/ 12 June 1998

A talent to abuse

Adam Mars-Jones THE WHEREABOUTS OF ENEAS McNULTY by Sebastian Barry (Picador, R110)

Sebastian Barry’s new novel is so full of magnetising beauty that it all but harasses a reader into submission. You can try to protest, to say, “I’m a reader and you’re a book, can we not keep this on a professional basis?”, but the book won’t have it.

The Whereabouts of Eneas McNulty is Barry’s first novel for 10 years, and during that decade he has made a major mark with his plays, but in these pages he seems most like a poet. Many sentences seem actively to yearn for an uneven right-hand margin to point up their rhythms and designs: “The cold desert in his mind’s eye floods with the thousand small white flowers that are the afterlife of rainfall.”

Eneas McNulty is born in Sligo at the turn of the century, and at 16 joins the navy. His taking of the king’s shilling is not a political decision: in a striking phrase applied to someone else in the book, he – and the book that contains him – might be described as being “above politics and beneath neutrality”.

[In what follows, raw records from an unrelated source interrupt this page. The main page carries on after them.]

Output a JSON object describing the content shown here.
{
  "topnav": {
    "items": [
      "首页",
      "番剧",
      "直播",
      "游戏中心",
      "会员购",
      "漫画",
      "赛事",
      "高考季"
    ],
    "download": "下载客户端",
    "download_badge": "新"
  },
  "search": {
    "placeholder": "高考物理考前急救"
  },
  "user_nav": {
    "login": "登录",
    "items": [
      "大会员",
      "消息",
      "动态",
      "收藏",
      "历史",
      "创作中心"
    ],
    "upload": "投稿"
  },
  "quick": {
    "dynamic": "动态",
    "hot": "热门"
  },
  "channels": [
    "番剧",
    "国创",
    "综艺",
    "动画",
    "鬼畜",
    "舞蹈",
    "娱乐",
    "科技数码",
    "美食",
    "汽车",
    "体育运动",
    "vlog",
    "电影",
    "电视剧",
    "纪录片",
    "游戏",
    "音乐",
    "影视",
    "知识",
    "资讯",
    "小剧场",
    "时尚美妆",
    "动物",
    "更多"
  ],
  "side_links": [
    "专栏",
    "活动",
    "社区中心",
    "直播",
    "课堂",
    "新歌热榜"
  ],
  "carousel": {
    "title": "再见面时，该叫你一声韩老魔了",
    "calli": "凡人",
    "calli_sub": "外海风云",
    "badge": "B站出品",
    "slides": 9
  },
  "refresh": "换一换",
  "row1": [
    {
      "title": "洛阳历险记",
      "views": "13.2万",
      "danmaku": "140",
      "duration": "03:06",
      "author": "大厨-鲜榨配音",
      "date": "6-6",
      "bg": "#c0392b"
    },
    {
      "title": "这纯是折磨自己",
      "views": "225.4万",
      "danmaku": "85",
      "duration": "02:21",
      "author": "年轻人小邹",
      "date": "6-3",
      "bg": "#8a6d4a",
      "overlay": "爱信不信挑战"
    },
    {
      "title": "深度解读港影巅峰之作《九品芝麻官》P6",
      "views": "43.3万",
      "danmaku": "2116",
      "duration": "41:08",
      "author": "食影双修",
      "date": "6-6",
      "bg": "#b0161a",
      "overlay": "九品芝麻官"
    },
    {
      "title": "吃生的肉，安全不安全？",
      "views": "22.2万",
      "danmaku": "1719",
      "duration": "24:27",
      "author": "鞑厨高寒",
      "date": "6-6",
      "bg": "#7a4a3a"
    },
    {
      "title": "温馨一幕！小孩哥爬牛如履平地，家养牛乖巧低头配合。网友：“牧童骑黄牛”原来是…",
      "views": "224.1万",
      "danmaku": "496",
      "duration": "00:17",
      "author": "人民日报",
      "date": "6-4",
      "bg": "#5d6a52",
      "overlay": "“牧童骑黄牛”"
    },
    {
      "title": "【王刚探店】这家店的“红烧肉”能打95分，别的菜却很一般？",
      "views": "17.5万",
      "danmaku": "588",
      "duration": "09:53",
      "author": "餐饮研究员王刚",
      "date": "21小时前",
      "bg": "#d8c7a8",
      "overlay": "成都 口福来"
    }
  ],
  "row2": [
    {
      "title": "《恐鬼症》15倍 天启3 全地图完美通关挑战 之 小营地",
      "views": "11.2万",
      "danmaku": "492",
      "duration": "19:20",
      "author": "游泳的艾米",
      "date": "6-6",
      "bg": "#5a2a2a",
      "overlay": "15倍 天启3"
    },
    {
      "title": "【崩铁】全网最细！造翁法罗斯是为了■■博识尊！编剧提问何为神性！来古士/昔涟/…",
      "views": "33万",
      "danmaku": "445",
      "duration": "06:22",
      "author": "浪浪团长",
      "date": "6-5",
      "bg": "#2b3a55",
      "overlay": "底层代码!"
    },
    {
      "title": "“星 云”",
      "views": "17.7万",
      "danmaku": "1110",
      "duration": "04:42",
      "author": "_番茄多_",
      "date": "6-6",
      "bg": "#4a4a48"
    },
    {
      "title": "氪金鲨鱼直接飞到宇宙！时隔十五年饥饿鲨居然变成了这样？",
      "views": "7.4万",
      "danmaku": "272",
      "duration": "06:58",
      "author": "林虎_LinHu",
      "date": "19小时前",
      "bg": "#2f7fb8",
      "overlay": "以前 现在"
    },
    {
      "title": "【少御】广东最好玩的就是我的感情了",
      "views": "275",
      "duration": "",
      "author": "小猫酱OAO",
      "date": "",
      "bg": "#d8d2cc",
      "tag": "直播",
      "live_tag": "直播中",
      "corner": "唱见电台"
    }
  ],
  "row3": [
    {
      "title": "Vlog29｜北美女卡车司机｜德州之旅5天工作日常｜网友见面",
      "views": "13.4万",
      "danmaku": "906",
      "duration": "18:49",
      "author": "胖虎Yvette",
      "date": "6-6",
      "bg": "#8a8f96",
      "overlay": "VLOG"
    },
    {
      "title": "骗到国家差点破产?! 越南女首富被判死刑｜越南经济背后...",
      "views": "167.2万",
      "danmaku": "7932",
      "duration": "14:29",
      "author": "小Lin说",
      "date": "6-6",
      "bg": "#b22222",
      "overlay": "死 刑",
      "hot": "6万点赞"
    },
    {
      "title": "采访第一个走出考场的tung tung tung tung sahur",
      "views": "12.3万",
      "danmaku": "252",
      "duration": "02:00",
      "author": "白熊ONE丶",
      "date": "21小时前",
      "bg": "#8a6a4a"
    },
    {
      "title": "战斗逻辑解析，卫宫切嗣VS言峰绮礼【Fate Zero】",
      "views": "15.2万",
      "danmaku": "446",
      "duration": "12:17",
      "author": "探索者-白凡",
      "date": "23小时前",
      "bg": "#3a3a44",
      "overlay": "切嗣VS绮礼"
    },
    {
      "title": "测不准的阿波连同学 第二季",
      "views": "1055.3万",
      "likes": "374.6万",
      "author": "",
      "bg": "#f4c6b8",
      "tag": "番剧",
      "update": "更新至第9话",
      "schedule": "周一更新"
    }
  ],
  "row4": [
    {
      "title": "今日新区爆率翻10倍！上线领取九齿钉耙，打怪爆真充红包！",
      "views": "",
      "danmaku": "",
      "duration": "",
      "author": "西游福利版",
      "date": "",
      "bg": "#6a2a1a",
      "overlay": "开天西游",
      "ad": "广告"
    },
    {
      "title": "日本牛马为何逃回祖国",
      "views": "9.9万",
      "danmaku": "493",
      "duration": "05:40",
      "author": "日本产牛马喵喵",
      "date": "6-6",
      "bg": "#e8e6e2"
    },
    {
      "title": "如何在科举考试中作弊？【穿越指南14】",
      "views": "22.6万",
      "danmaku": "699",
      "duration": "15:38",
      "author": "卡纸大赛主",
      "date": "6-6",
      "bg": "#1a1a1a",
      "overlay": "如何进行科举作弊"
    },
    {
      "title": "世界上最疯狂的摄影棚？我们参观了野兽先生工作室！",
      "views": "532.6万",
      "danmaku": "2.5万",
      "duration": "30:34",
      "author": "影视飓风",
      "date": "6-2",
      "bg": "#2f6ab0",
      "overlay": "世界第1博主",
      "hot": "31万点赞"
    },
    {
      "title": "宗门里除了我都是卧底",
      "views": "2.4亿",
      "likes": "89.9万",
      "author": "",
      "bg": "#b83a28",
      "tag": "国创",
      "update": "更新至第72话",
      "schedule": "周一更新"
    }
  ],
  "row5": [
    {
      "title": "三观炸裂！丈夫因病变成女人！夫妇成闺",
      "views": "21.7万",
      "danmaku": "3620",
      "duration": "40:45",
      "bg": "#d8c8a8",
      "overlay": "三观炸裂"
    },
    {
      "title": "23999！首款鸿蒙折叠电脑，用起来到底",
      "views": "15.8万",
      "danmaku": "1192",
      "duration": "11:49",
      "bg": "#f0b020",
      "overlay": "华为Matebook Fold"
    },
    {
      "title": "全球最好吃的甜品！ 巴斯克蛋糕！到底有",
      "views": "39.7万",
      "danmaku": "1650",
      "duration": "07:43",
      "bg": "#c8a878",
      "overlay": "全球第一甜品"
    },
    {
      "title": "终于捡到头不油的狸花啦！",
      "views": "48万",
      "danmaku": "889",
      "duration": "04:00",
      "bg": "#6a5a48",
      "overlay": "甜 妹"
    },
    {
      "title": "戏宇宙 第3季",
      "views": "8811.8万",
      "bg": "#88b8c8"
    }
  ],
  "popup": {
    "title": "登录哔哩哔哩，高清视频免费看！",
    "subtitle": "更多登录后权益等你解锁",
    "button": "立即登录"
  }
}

After the war Eneas compounds his error of affiliation by joining the Royal Irish Constabulary and brands himself, in the changing political climate, definitively traitor. Eneas becomes a sorrowful human comet, travelling in a highly elliptical orbit far from Sligo, in search of a place and an occupation. Eneas may be named after a hero whose wanderings were ordained and finally rewarded, but he himself finds no home to replace the one he lost.

The book is a stylistic triumph. The urge to read on is not really a desire to know what happens to the hero next, but to see what new marvels of phrasing Barry will breed from his stock of pet words.

Eneas’s character is distinctly idealised, suffering and bewildered but exempted from serious internal tensions. He suffers mightily, but the prose in which his days and doings are suspended is balm for the reader if not for him.

We may wish him well in a dim sort of way, but would happily see Eneas driven to the top of the barest crag, if that would guarantee his being struck a few thousand more times by the loving lightning of his maker’s language.